Customers have responded. The 2025 edition of Technomic’s annual America’s Favorite Chain report featured three coffee companies in the top 10 for the first time, and all three were drive-thru brands. “Dutch Bros, 7 Brew, and Scooter’s are built on this efficient service model,” says Byrne. “But the differentiator is the service itself. The smiles that these people give, the boost they give to somebody. It’s very real. It’s very meaningful.”
Drive-thru coffee is particularly popular with Gen Z consumers, with 54% saying they visit a drive-thru at least once a week. Gen Z is the largest generation in history, accounting for a quarter of the world’s population, and its spending power is growing. Some of that spending is on so-called “little treats,” small indulgences like a cookie or an elaborate coffee drink, used to celebrate an achievement or cope with a setback.
“Each little individual accomplishment, they’re going out to buy a treat,” Byrne says. “Maybe it’s a smoothie, or maybe it’s a Rebel energy drink from Dutch Bros. This is the little reward, and these brands are doing a better-than-good job of providing that for consumers.”
Dutch Bros was one of the first coffee brands to create and market its own energy drink, attracting Gen Z consumers not interested in coffee. Photo credit: Dutch Bros
The Future of the Coffee Drive-Thru
Although not as pronounced as it is in the US, the drive-thru trend has also caught on internationally. The United Kingdom saw increased consumer interest in the concept after 2020. According to Allegra World Coffee Portal’s Project Café UK, the drive-thru coffee market grew 17.6% in 2023 compared to the year before. Although still dominated by Starbucks and Costa, higher-end brands like the bakery chain Gail’s have started opening drive-thru stores, and competition has reached a point where demand for new real estate is outstripping supply.
It is a similar story in Australia, where drive-thru traffic rose 30% between 2019 and 2022. Both international chains like Starbucks and homegrown brands such as Zarraffa’s Coffee have sought to capitalize on this increased demand.
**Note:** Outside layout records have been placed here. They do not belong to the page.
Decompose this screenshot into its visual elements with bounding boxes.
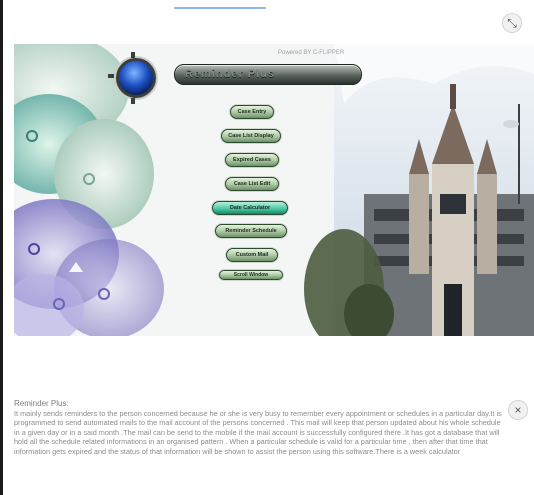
case-list-edit-button[interactable]: Case List Edit [225, 177, 279, 191]
description-body: It mainly sends reminders to the person … [14, 408, 502, 456]
app-banner: Powered BY C-FLIPPER Reminder Plus Case … [14, 44, 534, 336]
scroll-window-button[interactable]: Scroll Window [219, 270, 283, 280]
close-x-icon: × [514, 403, 522, 417]
orb-tick-top [131, 52, 135, 58]
globe-icon [116, 58, 156, 98]
date-calculator-button[interactable]: Date Calculator [212, 201, 288, 215]
building-photo [304, 44, 534, 336]
app-title-bar: Reminder Plus [174, 64, 362, 85]
window-left-border [0, 0, 3, 495]
top-accent-line [174, 7, 266, 9]
expand-arrows-icon: ⤡ [507, 16, 517, 30]
orb-tick-left [108, 74, 114, 78]
expired-cases-button[interactable]: Expired Cases [225, 153, 279, 167]
powered-by-label: Powered BY C-FLIPPER [278, 50, 345, 56]
custom-mail-button[interactable]: Custom Mail [226, 248, 278, 262]
case-entry-button[interactable]: Case Entry [230, 105, 274, 119]
description-heading: Reminder Plus: [14, 399, 69, 408]
app-description: Reminder Plus: It mainly sends reminders… [14, 399, 506, 457]
app-title: Reminder Plus [185, 68, 276, 80]
orb-tick-bottom [131, 98, 135, 104]
close-caption-button[interactable]: × [508, 400, 528, 420]
case-list-display-button[interactable]: Case List Display [221, 129, 281, 143]
reminder-schedule-button[interactable]: Reminder Schedule [215, 224, 287, 238]
expand-button[interactable]: ⤡ [502, 13, 522, 33]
Zarraffa’s, which has 80 stores across the country, plans to focus solely on the drive-thru concept as it looks to more than double its footprint over the next five years.
For the first time ever in 2025, three coffee companies — Dutch Bros, 7 Brew, and Scooter’s — made the top 10 in Technomic’s annual America’s Favorite Chain report. Photo credit: Scooters
Like their international counterparts, the main drive-thru-focused US coffee brands have aggressive expansion goals. Dutch Bros plans to almost double its store count to more than 2,000 by 2029 and hasn’t ruled out further acquisitions. In October 2025, 7 Brew signed a deal with the world’s largest franchisee operator, Flynn Group, to open an additional 160 locations.
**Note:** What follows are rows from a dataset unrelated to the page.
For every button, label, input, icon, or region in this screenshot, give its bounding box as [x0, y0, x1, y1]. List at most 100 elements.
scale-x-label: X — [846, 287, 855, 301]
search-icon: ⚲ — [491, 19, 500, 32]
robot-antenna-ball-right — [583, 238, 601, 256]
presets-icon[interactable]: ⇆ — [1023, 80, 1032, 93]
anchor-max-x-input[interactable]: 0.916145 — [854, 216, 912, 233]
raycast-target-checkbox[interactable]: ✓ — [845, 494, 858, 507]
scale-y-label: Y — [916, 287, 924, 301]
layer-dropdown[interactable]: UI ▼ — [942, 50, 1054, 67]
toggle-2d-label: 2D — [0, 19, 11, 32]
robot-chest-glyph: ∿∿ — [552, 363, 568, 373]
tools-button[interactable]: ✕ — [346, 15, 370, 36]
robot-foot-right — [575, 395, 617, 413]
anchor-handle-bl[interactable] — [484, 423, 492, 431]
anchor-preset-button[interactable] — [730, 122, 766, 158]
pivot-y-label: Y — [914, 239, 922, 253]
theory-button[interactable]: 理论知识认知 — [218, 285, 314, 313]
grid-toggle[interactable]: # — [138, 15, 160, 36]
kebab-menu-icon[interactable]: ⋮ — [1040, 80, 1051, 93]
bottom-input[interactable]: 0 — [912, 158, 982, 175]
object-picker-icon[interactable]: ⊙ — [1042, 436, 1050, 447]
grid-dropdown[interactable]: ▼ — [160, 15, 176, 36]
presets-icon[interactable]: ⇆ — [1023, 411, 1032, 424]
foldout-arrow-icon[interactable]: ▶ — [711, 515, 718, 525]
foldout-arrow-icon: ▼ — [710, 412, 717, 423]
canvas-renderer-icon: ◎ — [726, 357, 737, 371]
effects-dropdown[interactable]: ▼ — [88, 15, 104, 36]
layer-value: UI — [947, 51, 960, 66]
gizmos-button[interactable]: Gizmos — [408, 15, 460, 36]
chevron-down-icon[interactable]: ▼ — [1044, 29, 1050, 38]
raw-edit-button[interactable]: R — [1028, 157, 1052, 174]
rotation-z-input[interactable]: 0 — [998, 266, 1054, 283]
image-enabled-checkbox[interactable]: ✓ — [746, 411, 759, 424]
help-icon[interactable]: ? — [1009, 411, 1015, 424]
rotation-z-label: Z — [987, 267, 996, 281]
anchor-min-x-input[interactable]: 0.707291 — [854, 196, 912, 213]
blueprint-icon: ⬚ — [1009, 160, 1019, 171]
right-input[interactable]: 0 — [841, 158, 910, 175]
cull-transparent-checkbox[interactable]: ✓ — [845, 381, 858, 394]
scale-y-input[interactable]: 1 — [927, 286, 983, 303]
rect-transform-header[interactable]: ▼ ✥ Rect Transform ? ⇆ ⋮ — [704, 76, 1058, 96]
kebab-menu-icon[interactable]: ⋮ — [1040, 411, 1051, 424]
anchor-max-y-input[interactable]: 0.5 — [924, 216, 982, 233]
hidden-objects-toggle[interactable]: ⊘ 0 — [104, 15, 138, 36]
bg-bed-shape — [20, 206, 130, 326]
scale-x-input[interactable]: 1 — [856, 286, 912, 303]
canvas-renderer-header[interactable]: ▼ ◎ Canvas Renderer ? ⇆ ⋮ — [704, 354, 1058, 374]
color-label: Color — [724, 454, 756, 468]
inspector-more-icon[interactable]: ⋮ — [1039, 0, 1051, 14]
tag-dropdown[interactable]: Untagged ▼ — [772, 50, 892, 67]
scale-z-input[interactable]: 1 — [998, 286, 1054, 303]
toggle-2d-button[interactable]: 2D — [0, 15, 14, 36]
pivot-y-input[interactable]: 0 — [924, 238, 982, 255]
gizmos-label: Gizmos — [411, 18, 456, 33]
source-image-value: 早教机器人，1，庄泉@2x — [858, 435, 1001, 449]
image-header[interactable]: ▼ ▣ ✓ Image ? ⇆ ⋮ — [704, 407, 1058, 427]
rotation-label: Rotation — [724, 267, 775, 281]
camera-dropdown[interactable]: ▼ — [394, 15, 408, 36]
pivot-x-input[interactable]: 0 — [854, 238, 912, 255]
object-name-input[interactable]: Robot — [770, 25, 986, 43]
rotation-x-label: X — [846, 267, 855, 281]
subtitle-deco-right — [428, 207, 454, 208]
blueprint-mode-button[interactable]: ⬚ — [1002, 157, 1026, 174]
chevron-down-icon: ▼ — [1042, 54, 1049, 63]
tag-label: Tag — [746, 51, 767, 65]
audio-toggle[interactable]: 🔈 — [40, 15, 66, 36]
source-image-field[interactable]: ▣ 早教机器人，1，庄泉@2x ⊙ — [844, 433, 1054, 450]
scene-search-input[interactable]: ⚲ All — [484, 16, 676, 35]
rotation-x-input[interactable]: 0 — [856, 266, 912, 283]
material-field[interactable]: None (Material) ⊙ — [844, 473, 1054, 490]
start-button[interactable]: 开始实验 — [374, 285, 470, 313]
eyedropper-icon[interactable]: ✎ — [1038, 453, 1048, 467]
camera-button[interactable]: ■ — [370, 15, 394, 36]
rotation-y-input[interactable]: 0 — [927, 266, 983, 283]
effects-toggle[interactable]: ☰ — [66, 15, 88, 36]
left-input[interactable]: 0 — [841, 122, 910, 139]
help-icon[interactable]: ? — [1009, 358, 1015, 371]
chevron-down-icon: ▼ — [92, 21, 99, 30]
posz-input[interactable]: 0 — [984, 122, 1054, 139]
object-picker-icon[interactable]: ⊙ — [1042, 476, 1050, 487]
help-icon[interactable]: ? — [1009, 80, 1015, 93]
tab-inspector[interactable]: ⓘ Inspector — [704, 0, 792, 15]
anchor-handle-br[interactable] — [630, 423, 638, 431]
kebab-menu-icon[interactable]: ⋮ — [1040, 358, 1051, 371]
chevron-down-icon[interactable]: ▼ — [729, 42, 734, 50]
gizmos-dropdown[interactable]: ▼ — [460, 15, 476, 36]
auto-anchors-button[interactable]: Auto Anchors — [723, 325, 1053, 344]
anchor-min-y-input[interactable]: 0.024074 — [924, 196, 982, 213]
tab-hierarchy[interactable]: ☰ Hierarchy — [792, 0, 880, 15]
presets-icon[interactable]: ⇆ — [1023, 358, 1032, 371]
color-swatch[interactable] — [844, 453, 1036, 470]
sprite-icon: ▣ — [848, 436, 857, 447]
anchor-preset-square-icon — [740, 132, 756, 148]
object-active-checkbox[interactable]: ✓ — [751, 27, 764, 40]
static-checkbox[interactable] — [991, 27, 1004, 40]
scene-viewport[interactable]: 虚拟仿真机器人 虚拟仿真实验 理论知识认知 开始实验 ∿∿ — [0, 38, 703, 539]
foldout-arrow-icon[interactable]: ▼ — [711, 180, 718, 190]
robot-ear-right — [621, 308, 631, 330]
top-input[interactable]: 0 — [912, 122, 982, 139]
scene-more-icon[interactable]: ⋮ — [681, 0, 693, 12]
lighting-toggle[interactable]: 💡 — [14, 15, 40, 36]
Scooter’s, which also operates on a franchise model, is looking to build on its solid growth over the past year, when Maddox says it grew its store count by 10%. “The future of Scooter’s Coffee is bright as we continue to grow our footprint sustainably and are driven by the success of our franchisees,” she says.
Coffee demand continues to grow, and the scale of new drive-thru openings across the US indicates that the future is bright for this mode of coffee service. The combination of US car-dependency, coffee’s centrality to many people’s lives, and Gen Z’s predilection for little treats means that drive-thru coffee brands will doubtless continue to thrive. As NCA’s Murray puts it, “Overall, there’s a coffee for every budget, taste, and lifestyle, and drive-thru provides another option for America’s favorite beverage to fit into consumers’ lives when they’re on the go.”